Gerry had been assistant manager of Tolworth and he kept the same role with Corinthian-Casuals during a vitally important period of our history. When manager Kevin Crouch – who also sadly passed away last month – resigned midway through the 1988/89 season, Young took interim charge of the team before Martin Caller took over until the end of that campaign.
It was a stark period for the club, who struggled for players, leading Gerry to pull on the shirt on two occasions, meaning he also goes down in the Corinthian-Casuals annals as a former player.
“I had to hold things together,” he told Rob Cavallini in Corinthian-Casuals: The First Seventy Years, “so I ended up phoning around people to see who was available. I got the bare eleven and I was the twelfth man! It was a bit surreal as although it was 1-10 we did not play that badly, but every time Cheshunt had a shot, it went in. Afterwards, I put it down to a one-off and we all went in the bar and had a good drink.”

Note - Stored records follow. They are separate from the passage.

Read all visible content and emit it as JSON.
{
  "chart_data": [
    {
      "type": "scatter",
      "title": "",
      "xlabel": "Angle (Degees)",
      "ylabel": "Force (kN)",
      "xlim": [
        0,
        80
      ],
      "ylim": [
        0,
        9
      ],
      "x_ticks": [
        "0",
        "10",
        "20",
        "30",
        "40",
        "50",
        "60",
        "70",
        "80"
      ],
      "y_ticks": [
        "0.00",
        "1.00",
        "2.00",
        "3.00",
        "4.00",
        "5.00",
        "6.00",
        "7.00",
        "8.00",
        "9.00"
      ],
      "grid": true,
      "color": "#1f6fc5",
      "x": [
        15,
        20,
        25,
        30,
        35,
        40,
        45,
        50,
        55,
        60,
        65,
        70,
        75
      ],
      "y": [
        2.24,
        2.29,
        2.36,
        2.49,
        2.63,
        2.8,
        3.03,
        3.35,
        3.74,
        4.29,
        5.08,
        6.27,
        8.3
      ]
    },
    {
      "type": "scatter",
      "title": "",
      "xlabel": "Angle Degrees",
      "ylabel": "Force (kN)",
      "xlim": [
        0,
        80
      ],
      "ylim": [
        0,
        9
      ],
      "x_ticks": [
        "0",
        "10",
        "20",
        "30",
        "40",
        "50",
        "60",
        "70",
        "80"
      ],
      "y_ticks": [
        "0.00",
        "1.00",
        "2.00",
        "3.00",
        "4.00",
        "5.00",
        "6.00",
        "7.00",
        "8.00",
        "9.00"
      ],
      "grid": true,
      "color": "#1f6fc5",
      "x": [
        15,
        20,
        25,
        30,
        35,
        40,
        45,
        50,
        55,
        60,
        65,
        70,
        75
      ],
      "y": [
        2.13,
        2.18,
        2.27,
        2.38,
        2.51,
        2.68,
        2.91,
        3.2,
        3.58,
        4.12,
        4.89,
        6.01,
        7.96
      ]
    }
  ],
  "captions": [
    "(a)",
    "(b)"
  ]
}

Steve Bangs took over as manager in 1989, ushering in a new era for the club as he made some key signings, but Gerry remained his ever-reliable assistant into the early Nineties.
That loyalty, that consistency of character and dedication to the club, remained throughout the decades that have followed, as Gerry became one of the most recognisable figures at King George’s Arena.
His passing will leave a void in our club that we can never fill. He will be remembered as a generous spirit, a kind soul and a crucial figure in the history of Corinthian-Casuals Football Club.